Real-time measurements of PM2.5, secondary inorganic compounds in PM2.5 (SO4(2-), NH4(+), and NO3(-)) and related gaseous pollutants were conducted at Mount Dinghu, a regional background station of the Pearl River Delta (PRD), in October and November 2008 by using a conventional R&P TEOM and a system of rapid collection of fine particles and ion chromatography (RCFP-IC). Sources and transportation of atmospheric particles during the experiment were discussed with principal component analysis and backward trajectories calculated using HYSPLIT model. The average daily mass concentrations of PM2.5 were 76.9 microg x m(-3) during sampling period, and average daily mass concentrations of SO4(2-), NH4(+), and NO3(-) were 20.0 microg x m(-3), 6.8 microg x m(-3) and 2.6 microg x m(-3), respectively. The sum of these three secondary inorganic compounds accounted for more than one third of the PM2.5 mass concentration, which had become the major source of atmospheric fine particles at Mount Dinghu. The diurnal variation of PM2.5, SO4(2-), and NH4(+) all showed a "bimodal" distribution with two peaks appeared at 10:00 am and at 16:00 pm, respectively, whereas NO3(-s) howed "single peak" distribution peaked at 10:00 am. The mass concentrations of SO4(2-) in PM2.5 had the similar diurnal variation with that of SO2, SO4(2-) in PM2.5 was mainly transformed from SO2, whereas NO3(-) showed difference diurnal variation with that of NO2, and the second conversion rate of NO2 was far lower than that of SO2. NH4(+) in PM2.5 existed mainly in the form of sulfate, nitrate and chloride. Both of principal component analysis and back trajectory analysis showed that the variations of PM2.5 and secondary inorganic compounds at Mount Dinghu were mainly affected by the long-range transport air mass passed over Guangzhou, Huizhou and other highly industrialized areas which carried air pollutants to the observation site, at the same time local sulfate originated from secondary formation also contributed an important part of atmospheric fine particles and the contribution from local direct emission was little.

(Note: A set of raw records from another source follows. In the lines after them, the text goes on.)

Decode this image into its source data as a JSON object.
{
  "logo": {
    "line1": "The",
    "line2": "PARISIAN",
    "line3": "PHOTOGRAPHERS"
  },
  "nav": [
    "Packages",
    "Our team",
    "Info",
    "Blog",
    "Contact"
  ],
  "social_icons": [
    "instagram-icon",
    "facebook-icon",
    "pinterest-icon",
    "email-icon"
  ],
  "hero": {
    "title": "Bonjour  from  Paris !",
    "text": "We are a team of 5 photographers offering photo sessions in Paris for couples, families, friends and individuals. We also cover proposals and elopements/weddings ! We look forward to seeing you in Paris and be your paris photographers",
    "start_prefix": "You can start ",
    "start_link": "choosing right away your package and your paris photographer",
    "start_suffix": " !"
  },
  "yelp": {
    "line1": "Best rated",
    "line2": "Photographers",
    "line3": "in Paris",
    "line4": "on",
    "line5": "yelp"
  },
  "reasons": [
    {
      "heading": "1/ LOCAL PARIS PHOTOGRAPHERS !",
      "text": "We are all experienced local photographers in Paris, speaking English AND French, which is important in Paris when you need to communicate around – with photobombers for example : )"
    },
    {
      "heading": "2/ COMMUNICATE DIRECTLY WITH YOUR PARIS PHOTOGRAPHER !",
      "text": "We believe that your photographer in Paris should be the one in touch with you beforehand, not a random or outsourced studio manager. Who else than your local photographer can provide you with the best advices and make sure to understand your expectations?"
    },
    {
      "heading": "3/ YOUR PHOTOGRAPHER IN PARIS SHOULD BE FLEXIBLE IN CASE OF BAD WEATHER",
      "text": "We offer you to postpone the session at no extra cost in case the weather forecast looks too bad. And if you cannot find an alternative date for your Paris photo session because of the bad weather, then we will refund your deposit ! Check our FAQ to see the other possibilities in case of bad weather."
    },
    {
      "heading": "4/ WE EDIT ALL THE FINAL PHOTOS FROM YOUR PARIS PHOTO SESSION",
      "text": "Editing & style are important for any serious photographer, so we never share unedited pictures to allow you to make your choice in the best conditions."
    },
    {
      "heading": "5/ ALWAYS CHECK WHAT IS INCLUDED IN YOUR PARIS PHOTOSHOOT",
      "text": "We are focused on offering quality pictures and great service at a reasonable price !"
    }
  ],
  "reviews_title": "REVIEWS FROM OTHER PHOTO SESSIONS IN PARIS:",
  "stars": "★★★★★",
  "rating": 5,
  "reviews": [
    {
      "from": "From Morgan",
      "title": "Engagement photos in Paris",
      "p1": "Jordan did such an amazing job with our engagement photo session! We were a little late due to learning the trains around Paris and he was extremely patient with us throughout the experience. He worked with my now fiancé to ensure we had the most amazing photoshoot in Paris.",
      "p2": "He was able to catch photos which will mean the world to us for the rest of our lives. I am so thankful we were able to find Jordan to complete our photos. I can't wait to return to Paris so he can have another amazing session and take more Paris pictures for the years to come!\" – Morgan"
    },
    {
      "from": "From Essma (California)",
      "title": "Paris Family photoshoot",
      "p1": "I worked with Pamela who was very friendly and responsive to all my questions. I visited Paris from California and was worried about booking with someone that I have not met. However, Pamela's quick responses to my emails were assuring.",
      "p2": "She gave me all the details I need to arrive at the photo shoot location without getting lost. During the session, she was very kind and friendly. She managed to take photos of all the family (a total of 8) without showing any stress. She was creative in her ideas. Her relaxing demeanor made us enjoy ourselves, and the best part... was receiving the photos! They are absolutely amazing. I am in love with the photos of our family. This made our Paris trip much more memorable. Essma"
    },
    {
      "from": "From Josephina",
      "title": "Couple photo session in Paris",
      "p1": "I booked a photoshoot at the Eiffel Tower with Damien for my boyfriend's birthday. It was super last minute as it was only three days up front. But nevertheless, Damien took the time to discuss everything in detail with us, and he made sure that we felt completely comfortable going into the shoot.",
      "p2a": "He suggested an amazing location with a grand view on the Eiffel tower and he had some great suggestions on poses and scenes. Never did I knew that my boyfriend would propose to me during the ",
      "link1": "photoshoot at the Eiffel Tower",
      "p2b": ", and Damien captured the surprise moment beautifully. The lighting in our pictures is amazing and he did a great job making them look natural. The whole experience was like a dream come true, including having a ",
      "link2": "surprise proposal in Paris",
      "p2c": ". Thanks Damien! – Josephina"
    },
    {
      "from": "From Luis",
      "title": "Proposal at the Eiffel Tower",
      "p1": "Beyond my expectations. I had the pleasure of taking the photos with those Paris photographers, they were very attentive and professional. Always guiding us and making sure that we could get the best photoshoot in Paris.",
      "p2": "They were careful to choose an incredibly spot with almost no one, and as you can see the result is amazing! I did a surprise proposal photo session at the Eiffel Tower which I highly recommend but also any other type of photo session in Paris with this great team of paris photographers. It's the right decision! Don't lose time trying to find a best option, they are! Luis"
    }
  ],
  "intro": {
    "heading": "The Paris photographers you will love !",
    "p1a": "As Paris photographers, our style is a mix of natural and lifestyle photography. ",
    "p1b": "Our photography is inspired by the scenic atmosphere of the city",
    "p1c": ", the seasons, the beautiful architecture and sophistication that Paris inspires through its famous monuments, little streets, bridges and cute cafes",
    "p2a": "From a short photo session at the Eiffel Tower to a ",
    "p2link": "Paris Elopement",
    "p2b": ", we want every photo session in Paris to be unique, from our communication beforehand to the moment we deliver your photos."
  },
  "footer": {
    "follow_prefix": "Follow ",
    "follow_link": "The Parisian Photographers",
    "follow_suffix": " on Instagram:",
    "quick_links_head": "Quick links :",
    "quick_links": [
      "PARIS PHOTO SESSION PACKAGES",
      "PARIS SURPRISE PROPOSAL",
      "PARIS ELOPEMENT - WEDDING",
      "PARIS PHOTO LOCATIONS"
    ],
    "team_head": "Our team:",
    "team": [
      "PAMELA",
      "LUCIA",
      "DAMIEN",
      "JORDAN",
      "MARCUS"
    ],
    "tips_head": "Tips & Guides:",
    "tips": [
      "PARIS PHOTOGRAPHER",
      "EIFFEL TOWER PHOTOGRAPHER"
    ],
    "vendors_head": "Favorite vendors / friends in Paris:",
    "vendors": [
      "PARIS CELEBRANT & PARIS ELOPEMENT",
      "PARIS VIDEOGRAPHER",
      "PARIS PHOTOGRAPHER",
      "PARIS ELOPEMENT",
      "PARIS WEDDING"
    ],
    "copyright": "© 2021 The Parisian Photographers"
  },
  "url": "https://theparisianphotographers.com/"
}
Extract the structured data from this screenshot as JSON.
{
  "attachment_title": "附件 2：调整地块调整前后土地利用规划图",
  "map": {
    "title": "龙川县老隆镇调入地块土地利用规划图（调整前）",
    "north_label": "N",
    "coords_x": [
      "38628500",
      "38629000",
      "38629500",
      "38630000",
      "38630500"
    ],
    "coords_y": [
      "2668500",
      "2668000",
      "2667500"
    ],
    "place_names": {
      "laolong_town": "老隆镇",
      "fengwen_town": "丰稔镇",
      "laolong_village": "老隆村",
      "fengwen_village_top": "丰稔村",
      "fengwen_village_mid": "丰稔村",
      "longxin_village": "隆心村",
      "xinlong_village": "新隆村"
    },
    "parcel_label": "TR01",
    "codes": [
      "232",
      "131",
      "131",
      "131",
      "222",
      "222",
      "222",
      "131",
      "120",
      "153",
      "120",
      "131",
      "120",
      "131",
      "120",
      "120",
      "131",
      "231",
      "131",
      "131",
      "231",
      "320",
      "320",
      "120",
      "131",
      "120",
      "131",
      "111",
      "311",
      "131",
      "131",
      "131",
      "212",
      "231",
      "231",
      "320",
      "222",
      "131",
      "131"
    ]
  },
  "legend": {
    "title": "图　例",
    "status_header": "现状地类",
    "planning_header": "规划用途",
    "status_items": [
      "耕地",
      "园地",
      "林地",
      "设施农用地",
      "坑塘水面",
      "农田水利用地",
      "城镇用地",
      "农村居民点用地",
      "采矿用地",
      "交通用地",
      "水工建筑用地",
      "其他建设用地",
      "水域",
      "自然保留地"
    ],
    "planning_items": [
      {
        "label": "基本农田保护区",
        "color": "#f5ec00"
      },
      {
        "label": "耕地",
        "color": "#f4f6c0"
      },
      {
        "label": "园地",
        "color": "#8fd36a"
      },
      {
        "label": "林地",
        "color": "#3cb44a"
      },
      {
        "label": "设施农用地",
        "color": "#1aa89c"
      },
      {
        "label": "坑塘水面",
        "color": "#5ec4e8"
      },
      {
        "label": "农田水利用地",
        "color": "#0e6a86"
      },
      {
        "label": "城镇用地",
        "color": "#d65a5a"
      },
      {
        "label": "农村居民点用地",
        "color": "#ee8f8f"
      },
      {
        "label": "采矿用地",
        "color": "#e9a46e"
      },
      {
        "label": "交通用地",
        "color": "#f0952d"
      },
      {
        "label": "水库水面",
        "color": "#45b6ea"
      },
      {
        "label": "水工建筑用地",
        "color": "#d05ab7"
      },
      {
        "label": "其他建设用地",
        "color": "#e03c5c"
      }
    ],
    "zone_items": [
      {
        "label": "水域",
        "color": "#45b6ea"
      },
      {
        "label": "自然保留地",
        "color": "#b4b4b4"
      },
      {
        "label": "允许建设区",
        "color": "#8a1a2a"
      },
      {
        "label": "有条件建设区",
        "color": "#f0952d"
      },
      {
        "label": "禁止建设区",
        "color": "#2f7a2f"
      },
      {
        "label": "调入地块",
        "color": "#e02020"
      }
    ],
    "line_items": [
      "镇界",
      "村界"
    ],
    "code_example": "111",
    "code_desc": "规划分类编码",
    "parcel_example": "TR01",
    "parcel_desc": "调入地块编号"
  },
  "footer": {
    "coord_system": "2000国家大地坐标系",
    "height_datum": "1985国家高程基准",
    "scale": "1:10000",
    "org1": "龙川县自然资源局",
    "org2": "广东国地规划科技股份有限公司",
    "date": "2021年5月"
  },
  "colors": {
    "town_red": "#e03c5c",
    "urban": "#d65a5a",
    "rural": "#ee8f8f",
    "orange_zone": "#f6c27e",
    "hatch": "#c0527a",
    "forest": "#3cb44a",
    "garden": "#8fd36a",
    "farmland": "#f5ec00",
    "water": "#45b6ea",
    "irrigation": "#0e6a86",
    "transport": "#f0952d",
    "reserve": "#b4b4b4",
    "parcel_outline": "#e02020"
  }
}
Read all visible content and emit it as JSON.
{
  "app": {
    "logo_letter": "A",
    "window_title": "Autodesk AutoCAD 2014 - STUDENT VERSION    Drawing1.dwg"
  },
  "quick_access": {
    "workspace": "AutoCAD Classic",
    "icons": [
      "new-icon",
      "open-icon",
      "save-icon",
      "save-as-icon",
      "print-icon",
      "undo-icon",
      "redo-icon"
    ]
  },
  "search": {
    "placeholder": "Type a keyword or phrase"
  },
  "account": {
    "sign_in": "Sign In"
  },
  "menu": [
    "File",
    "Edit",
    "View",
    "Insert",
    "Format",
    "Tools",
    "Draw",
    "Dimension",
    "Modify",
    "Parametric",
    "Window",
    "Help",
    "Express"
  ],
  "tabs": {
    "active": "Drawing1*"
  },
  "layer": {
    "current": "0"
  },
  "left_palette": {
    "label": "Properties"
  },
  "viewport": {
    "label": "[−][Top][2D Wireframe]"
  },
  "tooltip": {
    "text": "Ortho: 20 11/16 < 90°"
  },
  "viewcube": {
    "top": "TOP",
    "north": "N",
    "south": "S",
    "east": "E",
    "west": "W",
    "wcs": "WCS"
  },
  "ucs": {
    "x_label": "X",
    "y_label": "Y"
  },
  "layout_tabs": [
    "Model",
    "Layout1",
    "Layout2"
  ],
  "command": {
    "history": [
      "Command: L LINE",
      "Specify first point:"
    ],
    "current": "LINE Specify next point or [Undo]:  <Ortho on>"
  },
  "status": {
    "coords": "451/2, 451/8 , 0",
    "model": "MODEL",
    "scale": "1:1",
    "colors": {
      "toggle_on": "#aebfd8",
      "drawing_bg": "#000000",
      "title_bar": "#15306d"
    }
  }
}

2008年10月和11月,在珠江三角洲地区背景站鼎湖山,使用传统的R&P TEOM以及细颗粒快速采集与离子色谱系统(RCFP-IC)对PM2.5、PM2.5中的二次无机化合物(SO4(2-)、NH4(+)和NO3(-))及相关气态污染物进行了实时测量。利用主成分分析和使用HYSPLIT模型计算的后向轨迹,讨论了实验期间大气颗粒物的来源和传输。采样期间PM2.5的日均质量浓度为76.9μg x m(-3),SO4(2-)、NH4(+)和NO3(-)的日均质量浓度分别为20.0μg x m(-3)、6.8μg x m(-3)和2.6μg x m(-3)。这三种二次无机化合物的总和占PM2.5质量浓度的三分之一以上,已成为鼎湖山大气细颗粒物的主要来源。PM2.5、SO4(2-)和NH4(+)的日变化均呈“双峰”分布,两个峰值分别出现在上午10:00和下午16:00,而NO3(-)呈“单峰”分布,峰值出现在上午10:00。PM2.5中SO4(2-)的质量浓度与SO2具有相似的日变化,PM2.5中的SO4(2-)主要由SO2转化而来,而NO3(-)与NO2的日变化不同,NO2的二次转化率远低于SO2。PM2.5中的NH4(+)主要以硫酸盐、硝酸盐和氯化物的形式存在。主成分分析和后向轨迹分析均表明,鼎湖山PM2.5和二次无机化合物的变化主要受经过广州、惠州等高度工业化地区的长距离传输气团影响,这些气团将空气污染物输送到观测站点,同时本地二次生成的硫酸盐也是大气细颗粒物的重要组成部分,本地直接排放的贡献较小。